Some mountain climbers saw paragliding as an alternative to rappelling (abseiling) down after an ascent, while other enthusiasts appreciated its potential as a sport in its own right.

Not until the 1970’s did the sport take off. The popularity of paragliding arose when pilots in the French town of Mieussy successfully launched the wing by running down the hillsides of the Alps. Andre Bohn and Gerard Bosson were mostly responsible for developing the sport into how it is today. Bosson introduced paragliding at the 1979 World Hang Gliding Championships. It was not long until paragliding schools were opening up around the world.

From the 1980s, equipment has continued to improve, and the number of paragliding pilots and established sites has continued to increase. The first (unofficial) Paragliding World Championship was held in Verbier, Switzerland, in 1987, though the first officially sanctioned FAI World Paragliding Championship was held in Kössen, Austria, in 1989.

Europe has seen the greatest growth in paragliding, with France alone registering in 2011 over 25,000 active pilots.

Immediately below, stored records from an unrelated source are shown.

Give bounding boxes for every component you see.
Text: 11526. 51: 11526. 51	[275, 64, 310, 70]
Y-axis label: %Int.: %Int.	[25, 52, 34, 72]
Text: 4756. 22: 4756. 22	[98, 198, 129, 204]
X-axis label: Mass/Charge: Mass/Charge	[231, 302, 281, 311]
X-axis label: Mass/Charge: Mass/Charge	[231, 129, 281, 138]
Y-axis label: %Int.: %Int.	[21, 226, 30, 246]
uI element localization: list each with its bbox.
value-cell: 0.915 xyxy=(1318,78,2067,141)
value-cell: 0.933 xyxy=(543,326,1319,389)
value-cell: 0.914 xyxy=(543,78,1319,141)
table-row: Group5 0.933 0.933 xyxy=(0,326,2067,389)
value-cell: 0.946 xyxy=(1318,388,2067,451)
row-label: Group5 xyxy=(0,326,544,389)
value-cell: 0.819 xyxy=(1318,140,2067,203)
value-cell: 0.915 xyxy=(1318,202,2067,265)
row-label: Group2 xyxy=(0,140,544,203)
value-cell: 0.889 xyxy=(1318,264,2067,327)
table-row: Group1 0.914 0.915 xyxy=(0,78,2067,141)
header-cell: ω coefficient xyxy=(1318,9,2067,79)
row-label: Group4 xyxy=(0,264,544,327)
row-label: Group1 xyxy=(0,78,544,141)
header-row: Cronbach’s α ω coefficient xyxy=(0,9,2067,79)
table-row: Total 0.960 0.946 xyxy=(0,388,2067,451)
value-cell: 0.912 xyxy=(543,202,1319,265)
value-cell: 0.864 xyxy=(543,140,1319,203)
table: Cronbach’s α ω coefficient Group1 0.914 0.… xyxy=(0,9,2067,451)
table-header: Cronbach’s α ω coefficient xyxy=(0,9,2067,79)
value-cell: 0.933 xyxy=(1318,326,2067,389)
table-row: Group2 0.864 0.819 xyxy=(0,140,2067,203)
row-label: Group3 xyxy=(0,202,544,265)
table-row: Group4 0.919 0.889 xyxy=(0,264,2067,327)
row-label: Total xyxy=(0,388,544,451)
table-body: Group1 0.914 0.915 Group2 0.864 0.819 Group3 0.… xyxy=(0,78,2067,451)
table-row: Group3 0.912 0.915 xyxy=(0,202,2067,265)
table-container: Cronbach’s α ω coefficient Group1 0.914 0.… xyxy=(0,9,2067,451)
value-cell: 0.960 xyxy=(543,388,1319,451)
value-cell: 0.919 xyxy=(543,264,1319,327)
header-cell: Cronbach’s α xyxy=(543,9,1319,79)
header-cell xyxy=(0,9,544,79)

The farthest straight distance flight by a female paraglider is 402 km (249.79 miles) achieved by Seiko Fukuoka-Naville (France) when she piloted her Ozone Enzo 2 paraglider in Deniliquin, NSW, Australia, on 9 December 2015 – Seiko Fukuoka-Naville had previously set the record with a flight of 336 km.

The farthest straight distance achieved by a male paraglider is 514 km (319.39 miles) by Frank Brown, Marcelo Prieto and Donizete Lemos (all Brazil) flying from Tacima to Monsenhor Tabosa, Paraíba, Brazil, on 9 October 2015. The three paragliders set off together at dawn and flew for 11 hours using the daylight available to them to cover as much distance as possible.

The greatest height gained in a paraglider by a female is 4,325 m (14,189 ft) by Kat Thurston (UK) over Kuruman, South Africa on 1 January 1996.

The height gain record is 4,526 m (14,849 ft) by Robbie Whittall (GB) at Brandvlei, South Africa on 6 January 1993.

The record for most continuous loops with a paraglide is 568 and was achieved by Horacio LLorens (Spain), near Obero, Escuintla, Guatemala, on 8 December 2012.

The oldest person to paraglide (male) is Janusz Orlowski (Poland) at 91 years and 189 days ( b. 14 January 1926) in Brzeska Wola, Poland, on 22 July 2017.